'Must-wear' student IDs roil a town
There's usually not much to report from this town of 17,000 in the foothills of southeastern Missouri. Crime is low, traffic is slow, and the locals like to point visitors to the town's namesake, a blanket of tulip poplar trees hugging the bluff of the Black River.
But 1,300 students cram the hallways of Poplar Bluff's only public high school, and superintendent Randy Winston is the first to admit that it is nearly impossible to know everybody by face let alone by name.
And yet, when he announced in late October that all students and staff must wear ID badges while on school grounds, a few of the parents - and then a slew of students - put up quite a fuss.
Some called it Orwellian, citing Big Brother and his omnipresent eye; others declared it a nuisance, saying only visitors should have to wear badges. One father even pulled his two daughters from the school in protest.
Across the country student IDs are fast becoming the norm - while far more invasive security measures have already been implemented, such as random drug testing, cameras, and metal detectors. Many experts are left wondering: Why the fuss in Poplar Bluff?
In this case, even the American Civil Liberties Union sides with the school's right to insist that students both wear and display ID badges.
"Does the school have a right to know your name?" asks Denise Leiberman, legal director of the ACLU's St. Louis branch. "Absolutely. And does it have the right to require you present it? Yeah, I think so."

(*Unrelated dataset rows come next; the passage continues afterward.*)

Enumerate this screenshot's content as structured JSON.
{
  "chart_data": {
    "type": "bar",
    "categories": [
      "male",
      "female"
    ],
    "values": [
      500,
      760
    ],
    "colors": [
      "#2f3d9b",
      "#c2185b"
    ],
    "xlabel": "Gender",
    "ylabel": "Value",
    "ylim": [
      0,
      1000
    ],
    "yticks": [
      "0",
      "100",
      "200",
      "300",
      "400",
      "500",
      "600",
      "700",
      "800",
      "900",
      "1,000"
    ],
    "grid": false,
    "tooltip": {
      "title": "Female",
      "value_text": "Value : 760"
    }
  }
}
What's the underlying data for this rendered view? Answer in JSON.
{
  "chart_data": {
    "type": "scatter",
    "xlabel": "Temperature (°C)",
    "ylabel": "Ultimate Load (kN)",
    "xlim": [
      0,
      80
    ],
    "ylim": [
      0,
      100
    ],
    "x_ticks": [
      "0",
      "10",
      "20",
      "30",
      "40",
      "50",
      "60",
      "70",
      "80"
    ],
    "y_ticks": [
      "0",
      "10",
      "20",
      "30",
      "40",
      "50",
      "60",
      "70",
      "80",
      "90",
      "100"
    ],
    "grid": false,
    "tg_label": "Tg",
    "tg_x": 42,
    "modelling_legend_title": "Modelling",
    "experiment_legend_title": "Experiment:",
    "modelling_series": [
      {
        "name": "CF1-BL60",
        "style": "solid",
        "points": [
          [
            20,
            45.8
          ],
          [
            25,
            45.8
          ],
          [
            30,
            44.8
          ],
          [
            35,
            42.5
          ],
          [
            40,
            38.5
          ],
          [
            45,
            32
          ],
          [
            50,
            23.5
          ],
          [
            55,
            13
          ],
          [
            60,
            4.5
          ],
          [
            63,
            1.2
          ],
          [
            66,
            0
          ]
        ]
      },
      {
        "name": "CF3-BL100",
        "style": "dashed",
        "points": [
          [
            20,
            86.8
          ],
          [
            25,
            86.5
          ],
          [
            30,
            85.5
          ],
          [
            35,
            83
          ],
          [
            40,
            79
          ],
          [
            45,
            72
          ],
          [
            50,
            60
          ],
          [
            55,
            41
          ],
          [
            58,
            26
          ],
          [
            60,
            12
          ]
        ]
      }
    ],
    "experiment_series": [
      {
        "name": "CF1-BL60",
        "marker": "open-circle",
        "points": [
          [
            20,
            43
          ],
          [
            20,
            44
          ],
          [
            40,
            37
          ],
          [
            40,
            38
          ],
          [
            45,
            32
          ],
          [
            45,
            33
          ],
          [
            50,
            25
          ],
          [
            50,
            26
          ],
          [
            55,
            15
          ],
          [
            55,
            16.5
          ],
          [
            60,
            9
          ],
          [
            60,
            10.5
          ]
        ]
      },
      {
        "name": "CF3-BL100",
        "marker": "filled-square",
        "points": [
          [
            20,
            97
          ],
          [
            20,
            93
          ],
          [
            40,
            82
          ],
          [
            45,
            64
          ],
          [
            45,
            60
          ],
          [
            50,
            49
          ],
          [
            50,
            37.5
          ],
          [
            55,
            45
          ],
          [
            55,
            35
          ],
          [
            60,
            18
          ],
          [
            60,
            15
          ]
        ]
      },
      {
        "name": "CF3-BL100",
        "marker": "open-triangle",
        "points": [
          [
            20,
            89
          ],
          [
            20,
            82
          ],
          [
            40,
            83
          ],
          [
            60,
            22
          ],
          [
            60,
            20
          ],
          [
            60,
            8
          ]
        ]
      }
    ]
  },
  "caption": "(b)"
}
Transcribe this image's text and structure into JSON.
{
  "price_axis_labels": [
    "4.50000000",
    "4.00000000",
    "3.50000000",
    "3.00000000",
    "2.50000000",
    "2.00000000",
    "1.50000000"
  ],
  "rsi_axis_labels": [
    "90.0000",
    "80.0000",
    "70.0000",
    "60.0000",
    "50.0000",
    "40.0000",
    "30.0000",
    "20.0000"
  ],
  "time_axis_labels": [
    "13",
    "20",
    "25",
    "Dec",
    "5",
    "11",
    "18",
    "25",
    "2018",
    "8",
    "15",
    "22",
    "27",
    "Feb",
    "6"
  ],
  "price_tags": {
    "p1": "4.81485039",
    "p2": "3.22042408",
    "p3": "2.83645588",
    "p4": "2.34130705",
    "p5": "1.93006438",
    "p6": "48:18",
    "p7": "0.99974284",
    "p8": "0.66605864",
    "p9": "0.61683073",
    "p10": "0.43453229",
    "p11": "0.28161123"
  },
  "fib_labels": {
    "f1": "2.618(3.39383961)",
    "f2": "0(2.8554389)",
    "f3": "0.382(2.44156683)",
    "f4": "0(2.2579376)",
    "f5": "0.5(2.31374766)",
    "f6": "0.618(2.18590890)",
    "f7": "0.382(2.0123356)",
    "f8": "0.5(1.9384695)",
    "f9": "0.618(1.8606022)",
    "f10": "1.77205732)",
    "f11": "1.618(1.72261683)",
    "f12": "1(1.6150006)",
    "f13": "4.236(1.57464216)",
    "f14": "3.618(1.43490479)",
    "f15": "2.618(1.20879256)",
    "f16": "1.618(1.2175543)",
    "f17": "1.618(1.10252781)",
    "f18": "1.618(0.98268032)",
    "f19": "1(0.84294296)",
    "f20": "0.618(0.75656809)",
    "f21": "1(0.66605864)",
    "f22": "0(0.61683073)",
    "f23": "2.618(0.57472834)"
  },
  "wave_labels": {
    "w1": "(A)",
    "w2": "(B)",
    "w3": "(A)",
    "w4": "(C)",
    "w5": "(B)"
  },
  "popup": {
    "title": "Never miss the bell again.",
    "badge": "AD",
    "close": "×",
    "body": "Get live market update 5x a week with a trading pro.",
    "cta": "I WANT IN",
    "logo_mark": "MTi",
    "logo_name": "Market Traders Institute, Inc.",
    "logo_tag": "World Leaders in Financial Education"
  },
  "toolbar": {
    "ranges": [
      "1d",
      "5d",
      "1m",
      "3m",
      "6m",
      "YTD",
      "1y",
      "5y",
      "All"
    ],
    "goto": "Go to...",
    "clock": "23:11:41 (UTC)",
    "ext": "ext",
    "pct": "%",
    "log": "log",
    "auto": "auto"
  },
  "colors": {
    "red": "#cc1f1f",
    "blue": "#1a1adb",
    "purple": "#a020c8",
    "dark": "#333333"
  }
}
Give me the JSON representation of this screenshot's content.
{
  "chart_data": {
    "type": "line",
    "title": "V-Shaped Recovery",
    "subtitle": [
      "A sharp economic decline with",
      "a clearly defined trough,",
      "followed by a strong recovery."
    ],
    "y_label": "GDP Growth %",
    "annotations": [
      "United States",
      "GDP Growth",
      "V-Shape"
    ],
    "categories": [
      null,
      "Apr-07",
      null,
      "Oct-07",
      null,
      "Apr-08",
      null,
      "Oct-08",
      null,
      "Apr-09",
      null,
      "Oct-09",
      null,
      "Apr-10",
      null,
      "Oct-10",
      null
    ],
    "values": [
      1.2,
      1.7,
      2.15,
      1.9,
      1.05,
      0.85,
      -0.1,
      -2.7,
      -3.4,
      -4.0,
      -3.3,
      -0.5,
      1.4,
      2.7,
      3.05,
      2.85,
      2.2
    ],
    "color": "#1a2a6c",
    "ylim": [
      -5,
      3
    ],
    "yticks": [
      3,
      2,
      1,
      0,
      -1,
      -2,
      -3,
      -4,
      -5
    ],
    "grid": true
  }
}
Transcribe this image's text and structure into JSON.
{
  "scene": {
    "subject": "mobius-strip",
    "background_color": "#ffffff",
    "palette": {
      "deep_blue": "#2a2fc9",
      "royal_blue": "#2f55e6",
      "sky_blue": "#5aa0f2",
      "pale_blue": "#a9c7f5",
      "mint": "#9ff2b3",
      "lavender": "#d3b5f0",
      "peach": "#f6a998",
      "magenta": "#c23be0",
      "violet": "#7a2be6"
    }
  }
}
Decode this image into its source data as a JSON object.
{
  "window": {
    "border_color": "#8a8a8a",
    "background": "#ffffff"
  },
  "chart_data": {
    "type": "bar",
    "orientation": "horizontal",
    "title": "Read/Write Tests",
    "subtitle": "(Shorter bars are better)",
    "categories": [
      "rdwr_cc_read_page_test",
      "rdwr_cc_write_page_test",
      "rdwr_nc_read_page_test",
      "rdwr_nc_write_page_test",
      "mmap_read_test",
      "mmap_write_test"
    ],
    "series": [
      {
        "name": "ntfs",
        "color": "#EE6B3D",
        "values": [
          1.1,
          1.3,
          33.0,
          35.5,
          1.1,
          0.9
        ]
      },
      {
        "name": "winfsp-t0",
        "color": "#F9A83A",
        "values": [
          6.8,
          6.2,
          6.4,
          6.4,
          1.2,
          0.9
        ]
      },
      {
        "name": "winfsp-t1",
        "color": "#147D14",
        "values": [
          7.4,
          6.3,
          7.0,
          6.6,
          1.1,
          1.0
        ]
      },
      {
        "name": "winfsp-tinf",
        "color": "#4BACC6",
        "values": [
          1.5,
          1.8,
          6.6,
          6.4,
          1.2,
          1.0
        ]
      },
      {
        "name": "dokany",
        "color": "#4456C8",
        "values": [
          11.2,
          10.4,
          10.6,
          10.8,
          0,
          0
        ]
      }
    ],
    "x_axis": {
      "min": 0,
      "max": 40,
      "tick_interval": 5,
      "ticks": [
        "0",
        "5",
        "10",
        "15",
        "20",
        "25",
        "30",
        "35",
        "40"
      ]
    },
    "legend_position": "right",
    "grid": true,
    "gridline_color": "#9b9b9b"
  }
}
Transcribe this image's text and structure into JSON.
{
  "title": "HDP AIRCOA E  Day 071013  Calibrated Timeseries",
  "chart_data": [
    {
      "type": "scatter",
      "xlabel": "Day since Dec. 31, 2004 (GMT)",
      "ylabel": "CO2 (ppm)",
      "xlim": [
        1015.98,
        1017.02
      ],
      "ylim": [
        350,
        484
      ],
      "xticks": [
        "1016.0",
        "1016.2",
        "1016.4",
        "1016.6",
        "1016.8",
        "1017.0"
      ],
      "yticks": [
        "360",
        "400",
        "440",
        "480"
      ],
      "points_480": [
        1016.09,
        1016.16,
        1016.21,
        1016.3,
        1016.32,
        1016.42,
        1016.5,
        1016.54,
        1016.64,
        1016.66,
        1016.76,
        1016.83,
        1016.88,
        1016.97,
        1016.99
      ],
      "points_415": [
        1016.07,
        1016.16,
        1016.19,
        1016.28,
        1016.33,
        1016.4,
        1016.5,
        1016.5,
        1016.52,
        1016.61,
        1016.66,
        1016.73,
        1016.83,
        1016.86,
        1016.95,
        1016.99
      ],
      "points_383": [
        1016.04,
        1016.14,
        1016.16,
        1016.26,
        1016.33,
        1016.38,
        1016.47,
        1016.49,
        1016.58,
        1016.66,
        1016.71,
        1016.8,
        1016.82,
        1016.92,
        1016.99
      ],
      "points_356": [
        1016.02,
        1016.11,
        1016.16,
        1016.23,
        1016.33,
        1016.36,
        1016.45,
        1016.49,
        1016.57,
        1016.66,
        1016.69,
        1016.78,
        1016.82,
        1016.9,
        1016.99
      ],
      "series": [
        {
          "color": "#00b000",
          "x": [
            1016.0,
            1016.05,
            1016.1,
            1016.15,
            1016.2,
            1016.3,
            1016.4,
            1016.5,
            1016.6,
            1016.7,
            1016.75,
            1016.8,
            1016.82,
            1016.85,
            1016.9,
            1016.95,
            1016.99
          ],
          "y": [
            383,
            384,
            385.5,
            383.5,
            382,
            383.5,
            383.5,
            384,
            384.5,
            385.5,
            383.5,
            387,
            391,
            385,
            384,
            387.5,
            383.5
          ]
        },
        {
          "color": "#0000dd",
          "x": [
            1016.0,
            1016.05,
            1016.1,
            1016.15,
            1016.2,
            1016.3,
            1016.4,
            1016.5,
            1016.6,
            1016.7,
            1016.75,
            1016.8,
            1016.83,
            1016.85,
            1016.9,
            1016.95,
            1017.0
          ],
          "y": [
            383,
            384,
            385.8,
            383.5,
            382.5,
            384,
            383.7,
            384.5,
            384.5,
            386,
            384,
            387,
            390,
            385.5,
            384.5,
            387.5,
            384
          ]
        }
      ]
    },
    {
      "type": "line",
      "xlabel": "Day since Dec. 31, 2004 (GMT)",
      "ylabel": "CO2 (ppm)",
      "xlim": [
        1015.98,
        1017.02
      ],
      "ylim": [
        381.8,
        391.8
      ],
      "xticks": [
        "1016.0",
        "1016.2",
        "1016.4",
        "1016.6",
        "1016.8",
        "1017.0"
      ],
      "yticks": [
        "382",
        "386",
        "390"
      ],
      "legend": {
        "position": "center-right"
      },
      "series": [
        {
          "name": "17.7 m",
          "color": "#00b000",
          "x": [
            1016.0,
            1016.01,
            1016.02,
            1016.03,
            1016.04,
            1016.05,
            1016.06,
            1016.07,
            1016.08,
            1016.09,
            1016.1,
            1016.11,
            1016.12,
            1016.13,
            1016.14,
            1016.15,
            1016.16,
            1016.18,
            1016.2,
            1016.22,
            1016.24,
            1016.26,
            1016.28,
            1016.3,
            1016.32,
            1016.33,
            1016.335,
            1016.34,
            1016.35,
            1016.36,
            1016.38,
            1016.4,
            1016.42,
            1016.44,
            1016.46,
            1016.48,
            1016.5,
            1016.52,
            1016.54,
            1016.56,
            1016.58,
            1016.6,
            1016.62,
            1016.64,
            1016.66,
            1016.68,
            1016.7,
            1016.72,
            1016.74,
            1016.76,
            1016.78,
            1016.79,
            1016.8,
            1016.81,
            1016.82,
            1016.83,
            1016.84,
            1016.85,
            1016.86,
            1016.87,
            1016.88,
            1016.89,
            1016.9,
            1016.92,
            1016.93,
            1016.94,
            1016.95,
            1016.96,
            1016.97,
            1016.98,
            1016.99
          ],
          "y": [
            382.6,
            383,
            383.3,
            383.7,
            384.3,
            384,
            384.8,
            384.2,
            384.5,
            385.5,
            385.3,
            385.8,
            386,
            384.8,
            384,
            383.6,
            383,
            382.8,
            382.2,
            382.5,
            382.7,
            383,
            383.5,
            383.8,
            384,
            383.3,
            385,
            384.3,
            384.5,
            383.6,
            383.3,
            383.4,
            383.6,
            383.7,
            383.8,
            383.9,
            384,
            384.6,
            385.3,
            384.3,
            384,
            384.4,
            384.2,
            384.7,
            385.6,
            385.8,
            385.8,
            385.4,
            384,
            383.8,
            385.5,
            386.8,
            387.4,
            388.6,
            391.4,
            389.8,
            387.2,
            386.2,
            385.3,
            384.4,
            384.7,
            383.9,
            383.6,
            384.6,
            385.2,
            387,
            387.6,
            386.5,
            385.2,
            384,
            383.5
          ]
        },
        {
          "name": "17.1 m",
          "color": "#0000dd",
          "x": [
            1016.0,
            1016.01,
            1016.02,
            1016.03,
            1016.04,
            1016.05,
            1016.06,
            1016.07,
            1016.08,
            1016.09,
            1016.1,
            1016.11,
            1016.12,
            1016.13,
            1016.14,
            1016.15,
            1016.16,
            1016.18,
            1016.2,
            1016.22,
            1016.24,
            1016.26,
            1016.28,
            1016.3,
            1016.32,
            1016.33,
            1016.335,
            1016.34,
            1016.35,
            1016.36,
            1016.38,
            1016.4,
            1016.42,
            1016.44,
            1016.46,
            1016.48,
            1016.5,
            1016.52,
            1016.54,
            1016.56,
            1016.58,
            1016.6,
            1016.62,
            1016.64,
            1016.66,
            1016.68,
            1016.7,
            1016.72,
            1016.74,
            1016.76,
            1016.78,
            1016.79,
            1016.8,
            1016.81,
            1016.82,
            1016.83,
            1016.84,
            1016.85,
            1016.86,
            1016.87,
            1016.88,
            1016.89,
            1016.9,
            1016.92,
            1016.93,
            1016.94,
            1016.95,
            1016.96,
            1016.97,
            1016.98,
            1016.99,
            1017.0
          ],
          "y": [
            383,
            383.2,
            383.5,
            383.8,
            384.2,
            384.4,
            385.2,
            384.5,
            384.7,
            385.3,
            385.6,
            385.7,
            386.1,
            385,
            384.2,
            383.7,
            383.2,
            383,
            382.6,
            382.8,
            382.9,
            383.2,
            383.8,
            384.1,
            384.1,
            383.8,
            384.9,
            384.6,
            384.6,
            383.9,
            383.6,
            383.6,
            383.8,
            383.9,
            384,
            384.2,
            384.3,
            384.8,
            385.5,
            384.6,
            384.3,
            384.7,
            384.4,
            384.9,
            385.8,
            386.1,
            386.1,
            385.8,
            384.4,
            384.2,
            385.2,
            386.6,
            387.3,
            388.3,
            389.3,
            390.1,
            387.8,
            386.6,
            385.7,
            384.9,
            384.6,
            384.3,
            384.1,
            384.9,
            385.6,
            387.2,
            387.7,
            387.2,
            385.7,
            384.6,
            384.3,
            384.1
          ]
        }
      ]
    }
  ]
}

Poplar Bluff may be somewhat unusual in that it is a small town that hasn't yet had to safeguard against many of the problems that America's larger metropolitan areas have long faced.
Many residents feel immune to everything from street crime to terrorist attacks. Perhaps the community is merely going through growing pains, observers note, as it struggles to come to terms with what larger towns have already accepted as "the new normal."
"We live in cautious times," says David French, president of the Foundation for Individual Rights in Education, a nonprofit group in Philadelphia that advocates for civil liberties in schools. "And some safety measures are effective, and some are purely cosmetic. To me, ID badges are kind of like the beeping of trucks when they back up. How many lives has that actually saved? But now every truck of any size beeps. It's one of those things that is slapped on to give the appearance of being careful."
But Mr. Winston doesn't understand why, when surrounding communities smaller than Poplar Bluff have required ID badges without hue and cry, students and parents are so concerned about wearing what is essentially a library card. The badge includes a photo, the school year, the person's status as student or staff, and a bar code used for checking out books.